Archive for the ‘magazine life’ Category
Indian Ambassador Interview
This morning I conducted my very last interview for this January issue with Skand Tayal, Ambassador of India. The Korea IT Times tries to interview each ambassador resident in Seoul whenever it becomes time for their national holiday. Since India’s Republic Day is coming up on January 26th, we made an appointment with him to ask a little about it.
You can see the main bulk of the interview in this month’s issue, but the focus of the conversation drifted away from IT related things near the end of the interview, which was still interesting, of course. Perhaps even more so. We talked for a bit about the global financial crisis and what its impact will likely be in 2009. The ambassador brought up something that I had not yet considered or read about, which is that even though the financial crisis has made a lot of jobs close and a lot of people lose investments, stocks, and homes, the agricultural output for 2008 was higher than normal. He said in India it was about 4% greater than the previous year. So while the financial crisis does have some problems, at least the world still has more food to eat than it did in previous years.
He also pointed out that India is relatively immune to the financial crisis, since it is pretty much a closed financial system. In contrast to Korea, most of India’s production goes into the domestic market, and foreign investment is only 4% of total investment in the country. This means that despite the problems the outside world is going through, India’s economy is almost the same as always. He says that the country expects 7% growth next year, when most of the world is worried about a recession.
Look in this month’s issue of the print magazine for the full country report about India with more detail about that sort of financial thing. Ambassador Tayal armed me well with a hefty amount of figures and statistics.
Deadline week, and Korean media rant
This is the deadline week, and as such all other plans are being subsumed by an inevitable march of unexpected issues. We are planning to have the magazine out by the end of the week. I would have liked to write some more here today but I’m afraid I don’t have enough time.

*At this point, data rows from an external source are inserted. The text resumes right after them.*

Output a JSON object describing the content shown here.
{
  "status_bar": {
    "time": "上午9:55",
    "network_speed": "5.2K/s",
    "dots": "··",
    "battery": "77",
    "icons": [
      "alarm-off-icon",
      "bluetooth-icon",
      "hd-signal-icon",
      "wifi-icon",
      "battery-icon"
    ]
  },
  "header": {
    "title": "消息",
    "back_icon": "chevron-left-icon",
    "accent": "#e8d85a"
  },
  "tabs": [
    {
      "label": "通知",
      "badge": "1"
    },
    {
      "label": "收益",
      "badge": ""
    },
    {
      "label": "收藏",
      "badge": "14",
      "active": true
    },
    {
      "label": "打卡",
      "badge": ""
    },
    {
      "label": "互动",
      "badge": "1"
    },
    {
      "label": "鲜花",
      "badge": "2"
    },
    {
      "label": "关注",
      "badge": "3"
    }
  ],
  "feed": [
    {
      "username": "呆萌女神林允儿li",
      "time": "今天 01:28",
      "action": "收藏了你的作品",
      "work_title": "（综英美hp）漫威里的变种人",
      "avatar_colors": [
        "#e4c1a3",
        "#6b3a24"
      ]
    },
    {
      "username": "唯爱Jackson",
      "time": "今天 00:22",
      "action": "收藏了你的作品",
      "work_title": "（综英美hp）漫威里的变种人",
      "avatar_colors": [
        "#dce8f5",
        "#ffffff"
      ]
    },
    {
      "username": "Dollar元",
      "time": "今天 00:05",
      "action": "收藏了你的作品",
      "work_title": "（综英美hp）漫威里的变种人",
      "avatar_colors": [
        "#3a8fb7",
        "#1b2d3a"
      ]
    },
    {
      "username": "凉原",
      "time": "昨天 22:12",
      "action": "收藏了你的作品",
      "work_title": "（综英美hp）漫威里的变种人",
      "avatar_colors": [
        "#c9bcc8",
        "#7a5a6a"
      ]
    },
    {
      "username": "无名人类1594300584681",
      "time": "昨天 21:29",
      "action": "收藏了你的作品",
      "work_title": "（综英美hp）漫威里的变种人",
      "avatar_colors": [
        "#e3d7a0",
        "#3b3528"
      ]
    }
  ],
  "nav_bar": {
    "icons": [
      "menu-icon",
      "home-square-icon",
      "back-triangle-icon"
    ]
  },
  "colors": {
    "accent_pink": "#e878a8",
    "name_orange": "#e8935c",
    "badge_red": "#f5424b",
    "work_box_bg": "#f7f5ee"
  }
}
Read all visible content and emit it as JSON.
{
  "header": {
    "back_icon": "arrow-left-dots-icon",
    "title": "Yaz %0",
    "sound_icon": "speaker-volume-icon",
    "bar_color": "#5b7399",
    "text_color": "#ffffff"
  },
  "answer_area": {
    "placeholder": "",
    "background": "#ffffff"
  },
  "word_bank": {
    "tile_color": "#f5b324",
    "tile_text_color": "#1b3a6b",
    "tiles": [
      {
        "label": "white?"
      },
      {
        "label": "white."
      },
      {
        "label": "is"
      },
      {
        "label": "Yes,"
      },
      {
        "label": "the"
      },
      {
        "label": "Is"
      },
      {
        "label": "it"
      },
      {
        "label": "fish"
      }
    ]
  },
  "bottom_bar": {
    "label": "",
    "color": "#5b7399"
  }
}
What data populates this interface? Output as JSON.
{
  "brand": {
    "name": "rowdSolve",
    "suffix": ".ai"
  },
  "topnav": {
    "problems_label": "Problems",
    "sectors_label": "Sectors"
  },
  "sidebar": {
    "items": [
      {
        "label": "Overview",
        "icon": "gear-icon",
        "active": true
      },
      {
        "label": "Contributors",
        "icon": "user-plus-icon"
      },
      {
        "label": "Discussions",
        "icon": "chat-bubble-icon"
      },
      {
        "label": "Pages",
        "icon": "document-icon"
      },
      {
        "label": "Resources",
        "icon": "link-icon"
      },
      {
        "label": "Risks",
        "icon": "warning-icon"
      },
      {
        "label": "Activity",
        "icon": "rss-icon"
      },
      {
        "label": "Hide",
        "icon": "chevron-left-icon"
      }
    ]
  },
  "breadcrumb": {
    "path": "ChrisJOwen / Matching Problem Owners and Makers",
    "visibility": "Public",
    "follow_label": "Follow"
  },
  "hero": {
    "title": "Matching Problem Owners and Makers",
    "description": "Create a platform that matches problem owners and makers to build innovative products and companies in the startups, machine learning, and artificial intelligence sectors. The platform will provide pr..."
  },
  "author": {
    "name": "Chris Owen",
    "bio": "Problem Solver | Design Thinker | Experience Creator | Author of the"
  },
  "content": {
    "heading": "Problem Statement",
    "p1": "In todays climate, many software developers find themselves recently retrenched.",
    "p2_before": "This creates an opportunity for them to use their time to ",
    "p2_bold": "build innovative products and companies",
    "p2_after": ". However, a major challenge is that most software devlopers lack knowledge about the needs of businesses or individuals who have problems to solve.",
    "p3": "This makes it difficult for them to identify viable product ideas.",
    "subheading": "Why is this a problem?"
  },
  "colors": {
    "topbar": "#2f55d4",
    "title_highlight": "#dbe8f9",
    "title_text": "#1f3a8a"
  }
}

But there is one thing we could talk about, which is something that Chun Go-eun, the managing editor, was complaining about today. It is the peculiar way in which Koreans mangle their own language when writing news. Apparently there is normal Korean, which people use in their day to day lives, and then there is newspaper Korean, which is almost unintelligible. According to Clair (Go-eun), “You see, this Korean media writing style thing, this is not Korean. it’s some… undefined language.” The entire thing is written in Hangul, the Korean alphabet, but there are Hangul references to Chinese words sprinkled throughout each article. This makes many articles, especially technical articles with specialized terms, actually Chinese language lessons for the average Korean reader.
If you are a reader of English-language Korean press, you might have seen something similar in the way that many Korean writers use English language acronyms. They have a habit of just throwing acronyms into the text without explaining what they stand for or where they came from, and just running with them. Unfortunately most acronyms in English have multiple meanings depending on context and subject matter, a nuance that seems to escape many English-language Korean reporters.